Images collided in Alexander’s mind—the bruises explained away, the way Leo went rigid whenever Charlotte entered a room, the constant insistence on sedation. He remembered how Charlotte always placed a hand on Leo’s neck during appointments.

“To calm him,” she said.

Now the memory tasted rotten.
“Explain,” Alexander whispered.

“When she’s here,” Elena said quickly, “he disappears. He stops reacting. The doctors only see that version of him because she’s always there. Talking. Touching. He freezes.”

Alexander stood, nausea rising in his throat.

“I need to see him,” he said. “Without her.”

Elena hesitated.

“I’m not trained—”

“Please,” he interrupted, his authority gone, replaced by desperation. “I need to know if my son is still there.”

Elena slipped off her gloves and placed them on the grass, as if shedding fear itself. She straightened, hummed softly, a simple lullaby. She opened her arms.

“Leo… the plane is leaving.”

Leo looked at her. Then at his father.

Slowly, deliberately, he positioned himself on his hands and knees and crawled forward. Two steps.

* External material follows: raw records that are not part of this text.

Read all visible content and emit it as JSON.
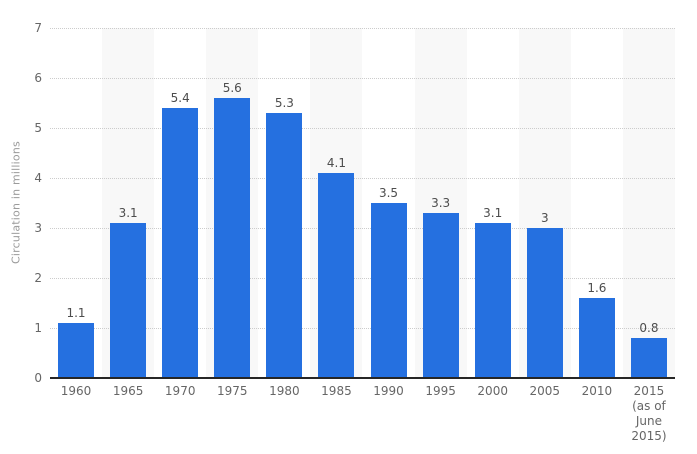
{
  "chart_data": {
    "type": "bar",
    "title": "",
    "xlabel": "",
    "ylabel": "Circulation in millions",
    "categories": [
      "1960",
      "1965",
      "1970",
      "1975",
      "1980",
      "1985",
      "1990",
      "1995",
      "2000",
      "2005",
      "2010",
      "2015 (as of June 2015)"
    ],
    "x_tick_lines": [
      [
        "1960"
      ],
      [
        "1965"
      ],
      [
        "1970"
      ],
      [
        "1975"
      ],
      [
        "1980"
      ],
      [
        "1985"
      ],
      [
        "1990"
      ],
      [
        "1995"
      ],
      [
        "2000"
      ],
      [
        "2005"
      ],
      [
        "2010"
      ],
      [
        "2015",
        "(as of",
        "June",
        "2015)"
      ]
    ],
    "values": [
      1.1,
      3.1,
      5.4,
      5.6,
      5.3,
      4.1,
      3.5,
      3.3,
      3.1,
      3,
      1.6,
      0.8
    ],
    "value_labels": [
      "1.1",
      "3.1",
      "5.4",
      "5.6",
      "5.3",
      "4.1",
      "3.5",
      "3.3",
      "3.1",
      "3",
      "1.6",
      "0.8"
    ],
    "ylim": [
      0,
      7
    ],
    "yticks": [
      0,
      1,
      2,
      3,
      4,
      5,
      6,
      7
    ],
    "grid": "horizontal-dotted",
    "legend": "none",
    "plot_band_alternate_columns": true,
    "colors": {
      "bar": "#2570e0",
      "column_stripe": "#f8f8f8",
      "gridline": "#cccccc",
      "axis_line": "#262626",
      "value_label": "#4d4d4d",
      "tick_label": "#666666",
      "axis_title": "#9b9b9b",
      "background": "#ffffff"
    }
  }
}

Awkward, but determined.

“A… plane,” he whispered.

Alexander’s vision blurred.

Nonverbal, the reports said.
Does not speak.

And there was his son—opening a door.

He took a step forward—

The roar of an engine cut through the moment.
A sports car pulled into the driveway.

Elena went pale. Leo’s body locked instantly. His face emptied. The life vanished as if it had never been there.

“That’s her,” Elena whispered.

Alexander understood then. Fully.

This wasn’t illness.

It was fear.

He straightened, his expression cooling into something deliberate.

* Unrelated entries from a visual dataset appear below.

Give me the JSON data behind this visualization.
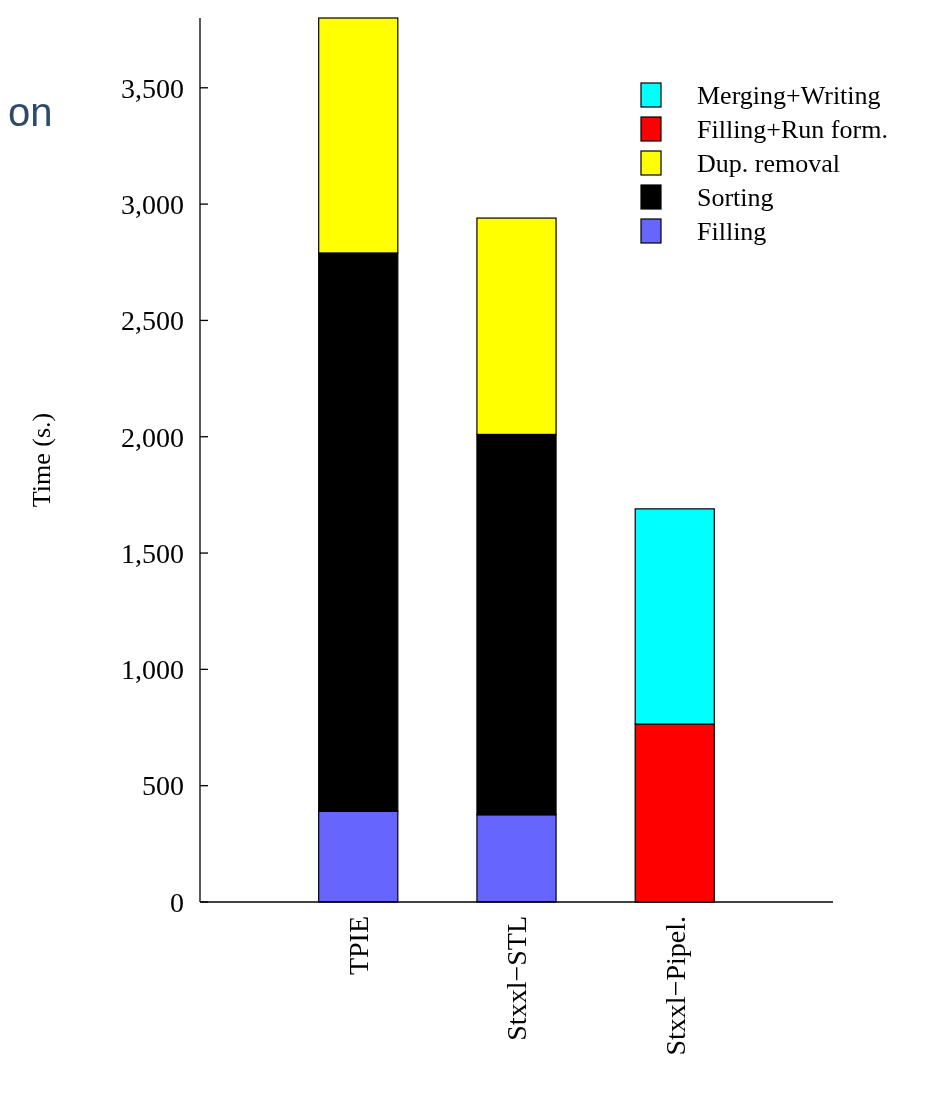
{
  "chart_data": {
    "type": "bar",
    "stacked": true,
    "ylabel": "Time (s.)",
    "categories": [
      "TPIE",
      "Stxxl−STL",
      "Stxxl−Pipel."
    ],
    "series": [
      {
        "name": "Filling",
        "color": "#6666ff",
        "values": [
          390,
          375,
          null
        ]
      },
      {
        "name": "Sorting",
        "color": "#000000",
        "values": [
          2400,
          1635,
          null
        ]
      },
      {
        "name": "Dup. removal",
        "color": "#ffff00",
        "values": [
          1010,
          930,
          null
        ]
      },
      {
        "name": "Filling+Run form.",
        "color": "#ff0000",
        "values": [
          null,
          null,
          765
        ]
      },
      {
        "name": "Merging+Writing",
        "color": "#00ffff",
        "values": [
          null,
          null,
          925
        ]
      }
    ],
    "ylim": [
      0,
      3800
    ],
    "yticks": [
      0,
      500,
      {
        "value": 1000,
        "label": "1,000"
      },
      {
        "value": 1500,
        "label": "1,500"
      },
      {
        "value": 2000,
        "label": "2,000"
      },
      {
        "value": 2500,
        "label": "2,500"
      },
      {
        "value": 3000,
        "label": "3,000"
      },
      {
        "value": 3500,
        "label": "3,500"
      }
    ],
    "legend": "top right",
    "grid": false,
    "annotations": [
      "on"
    ]
  }
}
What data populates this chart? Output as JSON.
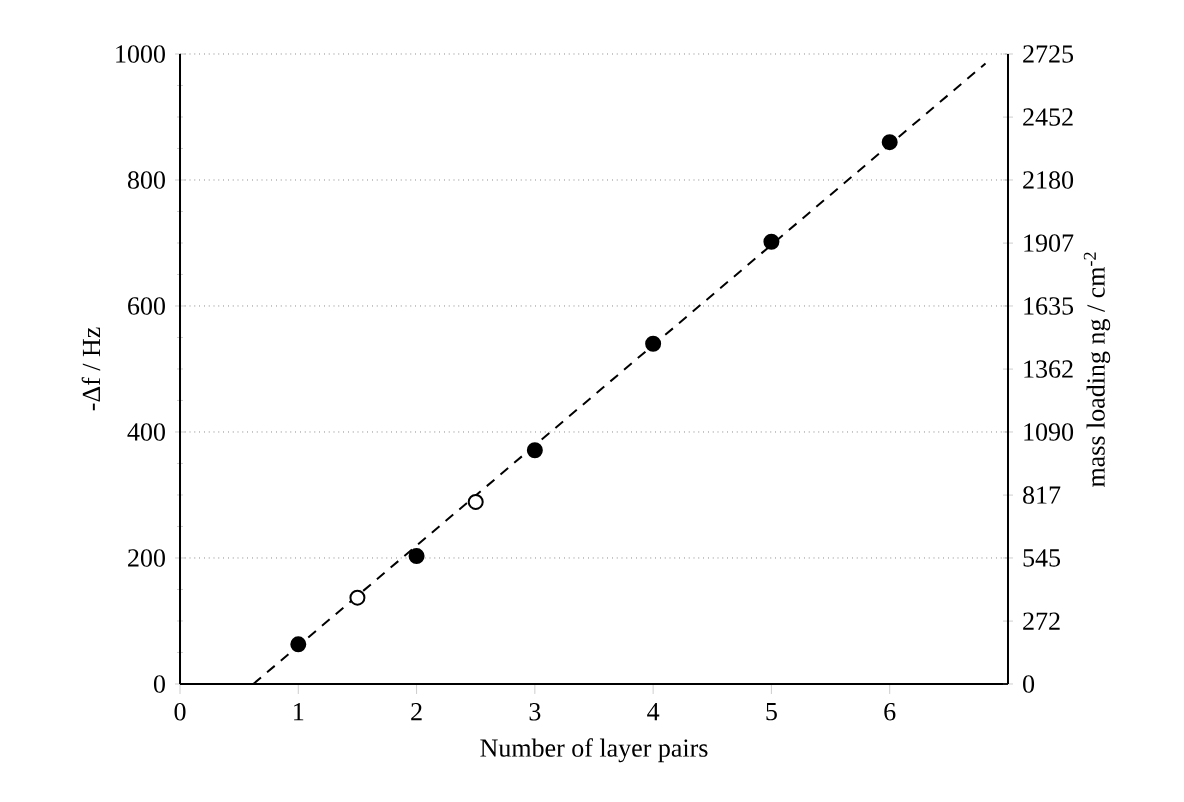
{
  "chart_data": {
    "type": "scatter",
    "xlabel": "Number of layer pairs",
    "ylabel": "-Δf / Hz",
    "y2label": "mass loading  ng / cm$^{-2}$",
    "xlim": [
      0,
      7
    ],
    "xticks": [
      0,
      1,
      2,
      3,
      4,
      5,
      6
    ],
    "ylim": [
      0,
      1000
    ],
    "yticks": [
      0,
      200,
      400,
      600,
      800,
      1000
    ],
    "y2lim": [
      0,
      2725
    ],
    "y2ticks": [
      0,
      272,
      545,
      817,
      1090,
      1362,
      1635,
      1907,
      2180,
      2452,
      2725
    ],
    "grid": "y",
    "marker": "circle",
    "series": [
      {
        "color": "#000000",
        "x": [
          1,
          2,
          3,
          4,
          5,
          6
        ],
        "values": [
          63,
          203,
          371,
          540,
          702,
          860
        ]
      },
      {
        "color": "#ffffff",
        "x": [
          1.5,
          2.5
        ],
        "values": [
          137,
          289
        ]
      },
      {
        "type": "line",
        "line_style": "dashed",
        "marker": "none",
        "color": "#000000",
        "x": [
          0.62,
          6.81
        ],
        "values": [
          0,
          985
        ]
      }
    ]
  }
}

“Put your gloves back on,” he said quietly. “Act normal. From now on, you and I say nothing. No one can know what I saw.”

Charlotte approached with her flawless smile, heels sinking into the grass.

From a distance, she looked perfect.

Up close, Alexander saw the shadow behind it.

And for the first time, he didn’t look away.

Charlotte threw herself into her role with ease.
—Oh, love, what a surprise… today was terrible. Leo was impossible. I had to… you know.

Alexander listened to her and felt disgusted. She lied with terrifying ease. When she mentioned “the drops,” when she suggested sending him away to an expensive center, Alexander understood the plan: get the boy out of the way, keep the man and the money, and turn Alexander’s guilt into an open checkbook.